The Japanese women’s football team

I love this. Here is a (not very good, because made by me) video of the Japanese women’s football team bowing to the crowd after losing the Olympic final 2-1 to the USA. When they came back out for the medals ceremony, the USA and Canada (third-placed) teams waved cheerfully around, but the Japanese women held hands and did mini-Mexican waves. They were my favourites.

More photos of the game here.

Olympic rage

I have spent seven years defending the London Olympics to everyone who thinks they are a terrible waste of money and effort. “The Olympics”, I have said more than once, “are the only time when the nations of the world come together in an activity which isn’t a war. They represent the best of human society and endeavour, and we should celebrate them”.
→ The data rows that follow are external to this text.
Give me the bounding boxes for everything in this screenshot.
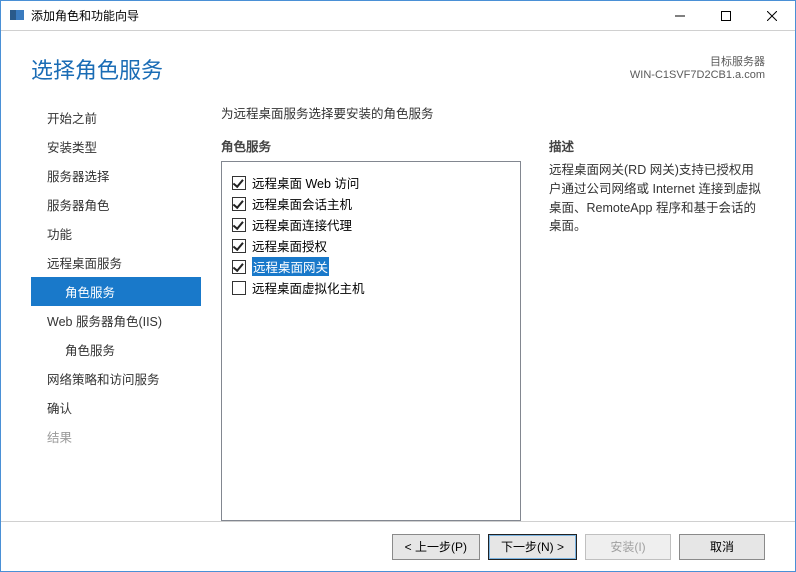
services-label: 角色服务 xyxy=(221,136,521,155)
footer: < 上一步(P) 下一步(N) > 安装(I) 取消 xyxy=(1,521,795,571)
service-item[interactable]: 远程桌面虚拟化主机 xyxy=(232,277,510,298)
target-server-info: 目标服务器 WIN-C1SVF7D2CB1.a.com xyxy=(630,53,765,81)
service-label: 远程桌面网关 xyxy=(252,257,329,276)
target-server-name: WIN-C1SVF7D2CB1.a.com xyxy=(630,69,765,81)
service-item[interactable]: 远程桌面网关 xyxy=(232,256,510,277)
checkbox-icon[interactable] xyxy=(232,176,246,190)
next-button[interactable]: 下一步(N) > xyxy=(488,534,577,560)
service-label: 远程桌面连接代理 xyxy=(252,215,352,234)
description-column: 描述 远程桌面网关(RD 网关)支持已授权用户通过公司网络或 Internet … xyxy=(549,136,765,521)
content-prompt: 为远程桌面服务选择要安装的角色服务 xyxy=(221,103,765,122)
minimize-button[interactable] xyxy=(657,1,703,31)
checkbox-icon[interactable] xyxy=(232,239,246,253)
close-button[interactable] xyxy=(749,1,795,31)
service-item[interactable]: 远程桌面 Web 访问 xyxy=(232,172,510,193)
wizard-window: 添加角色和功能向导 选择角色服务 目标服务器 WIN-C1SVF7D2CB1.a… xyxy=(0,0,796,572)
checkbox-icon[interactable] xyxy=(232,218,246,232)
sidebar-item[interactable]: 服务器选择 xyxy=(31,161,201,190)
page-title: 选择角色服务 xyxy=(31,53,163,85)
service-label: 远程桌面虚拟化主机 xyxy=(252,278,365,297)
sidebar-item[interactable]: Web 服务器角色(IIS) xyxy=(31,306,201,335)
previous-button[interactable]: < 上一步(P) xyxy=(392,534,480,560)
titlebar: 添加角色和功能向导 xyxy=(1,1,795,31)
service-label: 远程桌面授权 xyxy=(252,236,327,255)
sidebar-item[interactable]: 角色服务 xyxy=(31,277,201,306)
sidebar-item[interactable]: 开始之前 xyxy=(31,103,201,132)
service-item[interactable]: 远程桌面授权 xyxy=(232,235,510,256)
header: 选择角色服务 目标服务器 WIN-C1SVF7D2CB1.a.com xyxy=(1,31,795,103)
checkbox-icon[interactable] xyxy=(232,260,246,274)
checkbox-icon[interactable] xyxy=(232,197,246,211)
service-item[interactable]: 远程桌面连接代理 xyxy=(232,214,510,235)
sidebar-item[interactable]: 服务器角色 xyxy=(31,190,201,219)
sidebar-item[interactable]: 安装类型 xyxy=(31,132,201,161)
window-title: 添加角色和功能向导 xyxy=(31,7,657,24)
checkbox-icon[interactable] xyxy=(232,281,246,295)
services-listbox[interactable]: 远程桌面 Web 访问远程桌面会话主机远程桌面连接代理远程桌面授权远程桌面网关远… xyxy=(221,161,521,521)
sidebar-item[interactable]: 远程桌面服务 xyxy=(31,248,201,277)
services-column: 角色服务 远程桌面 Web 访问远程桌面会话主机远程桌面连接代理远程桌面授权远程… xyxy=(221,136,521,521)
service-item[interactable]: 远程桌面会话主机 xyxy=(232,193,510,214)
app-icon xyxy=(9,8,25,24)
target-server-label: 目标服务器 xyxy=(630,53,765,69)
service-label: 远程桌面会话主机 xyxy=(252,194,352,213)
sidebar-item[interactable]: 角色服务 xyxy=(31,335,201,364)
sidebar-item[interactable]: 网络策略和访问服务 xyxy=(31,364,201,393)
window-controls xyxy=(657,1,795,31)
maximize-button[interactable] xyxy=(703,1,749,31)
sidebar: 开始之前安装类型服务器选择服务器角色功能远程桌面服务角色服务Web 服务器角色(… xyxy=(1,103,201,521)
sidebar-item: 结果 xyxy=(31,422,201,451)
description-label: 描述 xyxy=(549,136,765,155)
content: 为远程桌面服务选择要安装的角色服务 角色服务 远程桌面 Web 访问远程桌面会话… xyxy=(201,103,795,521)
service-label: 远程桌面 Web 访问 xyxy=(252,173,359,192)
sidebar-item[interactable]: 确认 xyxy=(31,393,201,422)
description-text: 远程桌面网关(RD 网关)支持已授权用户通过公司网络或 Internet 连接到… xyxy=(549,161,765,236)
content-columns: 角色服务 远程桌面 Web 访问远程桌面会话主机远程桌面连接代理远程桌面授权远程… xyxy=(221,136,765,521)
sidebar-item[interactable]: 功能 xyxy=(31,219,201,248)
cancel-button[interactable]: 取消 xyxy=(679,534,765,560)
body: 开始之前安装类型服务器选择服务器角色功能远程桌面服务角色服务Web 服务器角色(… xyxy=(1,103,795,521)
install-button: 安装(I) xyxy=(585,534,671,560)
I still think that, but Londoners have been exposed to an increasing amount of games-related publicity in the last few weeks, and I think I’ve finally snapped. It’s not the solemn entreaties to walk or cycle instead of taking public transport this summer (although unless you’re going to refund some of my £160 monthly travel costs, Boris, you can fuck right off with that suggestion); nor is it the utter mess they made of ticketing (although I’m separately angry about that). No: the reason my stomach clenches every time I see one of the posters is the unutterably hideous font they’re using to promote the event.

Look at it:

London Olympics text

It looks exactly like the kind of design I used to come up with, freehand, when as a teenager I briefly thought that I might like to be a graphic designer. It was the fact that my fonts looked like this that made me realise I wasn’t good enough. It’s ugly, it’s difficult to read, and most of all it looks half-finished, like a placeholder that’s being used as a joke to remind the designer to replace it with a proper font before he sends the proofs over.
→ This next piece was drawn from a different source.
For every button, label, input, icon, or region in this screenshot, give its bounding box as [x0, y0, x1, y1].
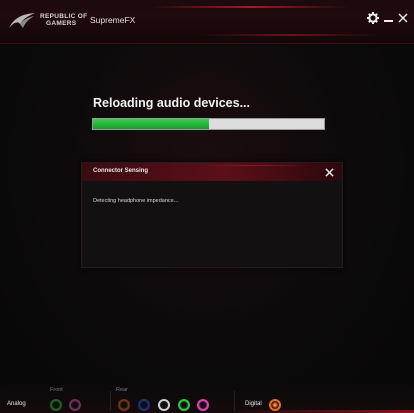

But it’s not a joke, or a placeholder: it’s the font that somebody, somewhere – possibly, even, a committee – has decided should be used to showcase British design talent on the biggest, brightest stage of them all. I feel ashamed every time I look at it, and you know what? I could absolutely have done a better job.

(Also terrible: the logo, which I have ranted about elsewhere, and the mascots, which are so bizarrely awful that I almost can’t bring myself to mention them at all, but just for comparison, here is Misha, the mascot of the 1980 Moscow Olympics. Misha, for the avoidance of doubt, is a bear:

Misha the Olympic bear

…and here are Wenlock and Mandeville, the mascots of the 2012 London Olympics:

wenlock and mandeville

Wenlock and Mandeville are, uh, they’re…aliens? In…cycle helmets? Cute! I want one!

Still, at least they aren’t named after a small-town law firm. Oh.)

Olympic countdown

I walked past the Olympic countdown clock in Trafalgar Square this morning:

Olympics countdown clock

It went up last night and it will count down the 500 days until the London Olympics begin next August. I walk across Trafalgar Square every weekday, so I’ll be able to keep a close eye on it and make sure nobody’s cheating.

Tickets for the various Olympic events also went on sale today. The process for buying them seems complicated, excluding and unfair, but I’m still going to try to get hold of some, which I suppose is what they’re counting on. If you have a monopoly on a hugely popular commodity, you can pretty much do what you like with it.

It’s disappointing that the ticket sales mechanism is so badly-designed, but not as disappointing as the design of that logo. Have another look at it:

London 2012 logo

I mean, what? It doesn’t even look like anything. It certainly doesn’t look like the numbers “2012”, unless you squint really hard. When it was first unveiled four years ago we were assured that we’d get used to it. Tessa Jowell, my MP and at that time the Olympics Minister, said:

“This is an iconic brand that sums up what London 2012 is all about – an inclusive, welcoming and diverse Games that involves the whole country.

“It takes our values to the world beyond our shores, acting both as an invitation and an inspiration.

“This is not just a marketing logo, but a symbol that will become familiar, instantly recognisable and associated with our Games in so many ways during the next five years.”

That’s clearly all bollocks, but what is especially bollocks is the part about it being “iconic”. When you use the word “iconic” to describe something that looks like this:

London 2012 logo

You pretty much defile its use to describe things that look like this:

Union flag

Or like this:

Penguin Classics covers

Or like this:

London Underground map

Still, at least the London 2012 website doesn’t look like this any more: 2007 design

I suppose that’s something.

The Olympics!

It’s the Olympics!  Ratta-tatta-taaaa, ratta-tatta-taaa, Olympics, woo!  Olympics, woo!

I am recording the opening ceremony so I can watch it this evening, when everybody else is at the pub.  And then I’m going to spend all weekend watching it (the events, not just the opening ceremony over and over again, although opening ceremonies of major sporting events are one of the best things in the world.  They’re so well-intentioned and friendly and joyful, and also so very odd).

I love the Olympics.  Will everything be happening at night, though, or while I’m at work?  Timings-wise, it can’t be worse than Sydney, and I don’t remember having to get up in the middle of the night eight years ago.  But I may have just forgotten.